How do you define a starter? Is it a title reserved only for those on offense and defense? Does it belong to the eleven players on either side of the ball with the most snaps? Does it merely mean the players who take the field on the opening drive?
When the Patriots took unknown safety Tavon Wilson in the second round of the 2012 Draft, everyone projected him to be a starter. He had to be a starter with that draft position. Wilson was a three year starter in college, but he only manaed to crack the conference "Honorable Mention Team" in his final two seasons. He wasn't on the radar of most scouting agencies and if he was, he was considered a late round prospect.
Wilson has not been a "starter" on a defense over the past three seasons. The players drafted after him offer a laundry list of players who have developed towards the best in the league at their position, from the Chargers defensive tackle Kendall Reyes, to the Buccaneers linebacker Lavonte David, and the Ravens guard Kelechi Osemele. The fact that these players would have filled needs for the Patriots inspires a twinge of regret for how the draft played out.
Looking over his tenure with New England, Tavon has been viewed with a different lens than most second round prospects under Bill Belichick. He's not an outright disappointment of a pick like Ras-I Dowling, nor is he a star player like Sebastian Vollmer. He falls under the same category as Jermaine Cunningham- a head scratcher whose value just doesn't quite align with the draft pedigree.
He needed to be a starter. Instead, the Patriots brought back a former second round flame out in Pat Chung to start on defense- and Chung was sixth on the team in snaps in 2014.
But what is a starter? Tom Brady and Devin McCourty are clearly starters. Dont'a Hightower and Julian Edelman are definitely starters. But is Logan Ryan a starter? Is Michael Hoomanawanui? Kyle Arrington? Danny Amendola?
There's a class of football players that aren't quite considered starters, even if Belichick values nickel players as starters. Shane Vereen and LeGarrette Blount share snaps. Arrington and Ryan are situational.

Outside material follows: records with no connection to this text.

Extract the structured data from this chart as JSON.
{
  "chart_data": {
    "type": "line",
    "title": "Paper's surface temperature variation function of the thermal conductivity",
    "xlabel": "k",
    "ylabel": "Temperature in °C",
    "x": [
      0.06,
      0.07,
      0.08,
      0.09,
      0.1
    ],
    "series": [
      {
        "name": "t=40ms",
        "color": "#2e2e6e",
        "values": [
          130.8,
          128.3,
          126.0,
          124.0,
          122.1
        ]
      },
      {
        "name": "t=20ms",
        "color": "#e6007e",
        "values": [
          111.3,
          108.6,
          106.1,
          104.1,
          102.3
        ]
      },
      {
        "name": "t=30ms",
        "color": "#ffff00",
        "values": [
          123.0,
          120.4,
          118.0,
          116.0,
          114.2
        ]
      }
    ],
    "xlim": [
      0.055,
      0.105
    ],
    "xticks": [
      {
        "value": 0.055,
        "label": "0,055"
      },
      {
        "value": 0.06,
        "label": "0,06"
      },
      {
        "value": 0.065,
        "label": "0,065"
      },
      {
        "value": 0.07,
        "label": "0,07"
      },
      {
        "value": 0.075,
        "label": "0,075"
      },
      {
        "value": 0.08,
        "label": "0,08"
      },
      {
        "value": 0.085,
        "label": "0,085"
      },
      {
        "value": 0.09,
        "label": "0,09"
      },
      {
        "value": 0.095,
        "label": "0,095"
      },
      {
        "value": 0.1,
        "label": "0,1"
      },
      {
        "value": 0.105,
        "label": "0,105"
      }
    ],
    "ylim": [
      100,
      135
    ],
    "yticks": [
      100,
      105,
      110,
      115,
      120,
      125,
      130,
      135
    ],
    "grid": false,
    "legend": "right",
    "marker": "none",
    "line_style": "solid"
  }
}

Amendola, Hoomanawanui, Tim Wright, and James Develin all shared snaps as the fifth skill player on the Patriots offense.
All of these players could technically be considered "starters" by most measures of the word. They're on the field for the opening drive, they're in the top eleven for snaps by players on their side of the ball, they spend a fair amount of time on offense or defense.
But what if you heard that Danny Amendola only had 36 more snaps than Tavon Wilson over the course of the season? And what about if you heard that Tavon outsnapped players like Duron Harmon and Tim Wright? And what if you knew his snap count was closer to Shane Vereen than to Brandon Bolden? Would that change the narrative to think of Tavon is less of a depth role, and closer to the grouping of fringe starters?
It all comes down to special teams snaps. Wilson played 324 snaps on special teams, which was the most by any Patriot this season. More than Matthew Slater. More than Brandon Bolden. More than Chris White. When pointing out Belichick's favorite core four players (those who play all kick and punt plays and returns), Tavon is at the top of the list.
No, his snaps aren't as glamorous as a traditional starter, but he's on the field just as much. When you hear that Belichick loves to invest in special teams players, Wilson at the poster child. No, he wasn't drafted to be on special teams, but it's where his value has been realized.
If you value Wilson in the traditional lens as a player who is a disappointment if they aren't on offense on defense, then he hasn't met the expectations that come with being a second round pick. But when looking at what he offers as a whole- the team's leading special teams player and a dime package safety- it might make sense to adjust the lens.
Every snap is important in the NFL and special teams is no different. If a defender makes a bad play and the opposition picks up five extra yards, the defender will be torn to shreds. If a special teams player allows five extra yards to the other team, it doesn't arouse the same displeasure. The end result is the same: giving the other team five fewer yards to go.
As a former special teams coach, Belichick appreciates the value of having talent on every single unit. Players like Wilson deserve to be considered starters for their impact on the least appreciated phase of the game.